To do this, the government allocated $14.15 million to aid Pennsylvanian counties to transition to newer systems. According to reports, most of the funding came from federal funds. As of this writing, around 60% of the districts have complied.
While some consider replacing old units a good thing, experts warn officials of outdated software. The ABC News report said that many of the newly acquired systems still have old operating software (OS) installed. Particularly, many machines run Windows 7, a few generations lower than the current Windows 10.
Experts say that this makes the electoral machines “vulnerable to hackers.”
‘End of life’
Experts find the use of Windows 7 and below alarming as the OS is nearing its end of life. On January 14, Microsoft will be stopping support and fixes for the software. This means that the company will no longer be issuing patches for security issues, giving hackers leeway for malicious activities.
However, Microsoft told AP that it will be offering paid services for Windows 7 until 2023. This offer will include security updates until the aforementioned year.
Not only in Pennsylvania
A study by the Associated Press (AP) revealed that aside from Pennsylvanian counties, many electoral areas nationwide run old OSes. In fact, a large percentage of 10,000 jurisdictions across the United States use machines running Windows 7 and below. These units are used to program voting machines, create ballots, count votes and reportage.
In a survey, AP learned that aside from Pennsylvania, the issue affects 8 other states.

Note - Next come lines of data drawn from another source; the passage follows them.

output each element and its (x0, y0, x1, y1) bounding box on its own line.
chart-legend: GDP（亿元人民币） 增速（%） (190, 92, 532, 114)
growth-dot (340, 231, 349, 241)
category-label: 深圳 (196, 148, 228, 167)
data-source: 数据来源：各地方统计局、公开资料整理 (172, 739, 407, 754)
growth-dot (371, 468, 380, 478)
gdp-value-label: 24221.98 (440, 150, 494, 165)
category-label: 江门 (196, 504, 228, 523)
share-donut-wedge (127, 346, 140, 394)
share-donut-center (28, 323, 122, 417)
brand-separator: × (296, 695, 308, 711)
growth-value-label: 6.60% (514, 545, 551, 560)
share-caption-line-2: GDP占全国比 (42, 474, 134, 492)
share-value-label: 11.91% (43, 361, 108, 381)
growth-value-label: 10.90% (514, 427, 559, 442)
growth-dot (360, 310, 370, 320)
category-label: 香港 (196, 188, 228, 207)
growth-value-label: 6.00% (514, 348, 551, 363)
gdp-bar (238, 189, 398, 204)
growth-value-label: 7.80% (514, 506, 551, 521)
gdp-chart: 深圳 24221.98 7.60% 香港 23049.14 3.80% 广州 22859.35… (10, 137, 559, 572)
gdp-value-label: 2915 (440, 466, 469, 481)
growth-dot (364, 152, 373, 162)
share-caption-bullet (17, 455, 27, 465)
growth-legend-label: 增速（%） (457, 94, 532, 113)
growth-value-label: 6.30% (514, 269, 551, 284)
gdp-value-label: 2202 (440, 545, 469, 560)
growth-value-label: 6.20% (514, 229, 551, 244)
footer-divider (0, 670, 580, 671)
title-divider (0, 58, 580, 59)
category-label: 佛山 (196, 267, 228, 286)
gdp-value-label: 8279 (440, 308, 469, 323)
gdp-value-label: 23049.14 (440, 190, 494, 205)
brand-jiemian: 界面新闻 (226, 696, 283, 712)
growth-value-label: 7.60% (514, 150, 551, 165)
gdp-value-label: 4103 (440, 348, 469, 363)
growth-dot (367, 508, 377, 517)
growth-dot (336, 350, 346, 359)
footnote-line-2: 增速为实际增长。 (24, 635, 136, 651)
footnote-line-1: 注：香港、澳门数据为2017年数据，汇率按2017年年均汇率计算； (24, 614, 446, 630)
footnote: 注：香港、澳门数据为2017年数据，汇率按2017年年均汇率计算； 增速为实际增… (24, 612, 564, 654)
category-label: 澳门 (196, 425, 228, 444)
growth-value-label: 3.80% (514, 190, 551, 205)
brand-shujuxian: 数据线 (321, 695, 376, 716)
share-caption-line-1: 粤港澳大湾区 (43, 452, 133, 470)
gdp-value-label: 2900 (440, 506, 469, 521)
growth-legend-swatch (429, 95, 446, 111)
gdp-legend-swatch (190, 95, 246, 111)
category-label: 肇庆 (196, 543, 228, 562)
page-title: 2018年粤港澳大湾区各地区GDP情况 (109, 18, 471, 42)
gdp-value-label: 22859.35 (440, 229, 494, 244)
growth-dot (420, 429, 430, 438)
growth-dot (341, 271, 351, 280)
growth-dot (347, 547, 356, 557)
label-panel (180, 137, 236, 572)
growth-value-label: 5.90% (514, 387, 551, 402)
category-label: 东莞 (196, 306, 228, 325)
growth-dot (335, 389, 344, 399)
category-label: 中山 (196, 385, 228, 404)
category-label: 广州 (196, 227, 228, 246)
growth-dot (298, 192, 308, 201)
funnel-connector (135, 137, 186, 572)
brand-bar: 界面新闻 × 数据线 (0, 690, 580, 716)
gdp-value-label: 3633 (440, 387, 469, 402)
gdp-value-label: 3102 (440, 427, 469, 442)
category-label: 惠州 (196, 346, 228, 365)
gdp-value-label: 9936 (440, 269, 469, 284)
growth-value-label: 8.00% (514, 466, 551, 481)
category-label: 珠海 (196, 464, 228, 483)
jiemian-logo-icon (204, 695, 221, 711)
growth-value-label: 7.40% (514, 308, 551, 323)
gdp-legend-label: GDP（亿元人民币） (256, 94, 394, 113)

This includes Arizona, Florida, Georgia, Iowa, Indiana, Michigan, North Carolina and Wisconsin. Reportedly, Michigan and Georgia have acquired new systems.
According to critics, such issues are bound to happen especially without federal supervision over election systems provided by private companies. System providers claimed that they are working towards improvements pertaining to election units. State authorities remarked that they are “wary” of the federal government’s interference in state and local votes.
Meanwhile, Senator Ron Wyden expressed concern over the lack of legislation allowing federal intervention regarding cybersecurity. Wyden also urged Congress to pass a bill giving the federal government such mandate.
Such election-related concerns pertaining to cybersecurity stem from claims that Russia interfered with the 2016 US elections through cyber attacks.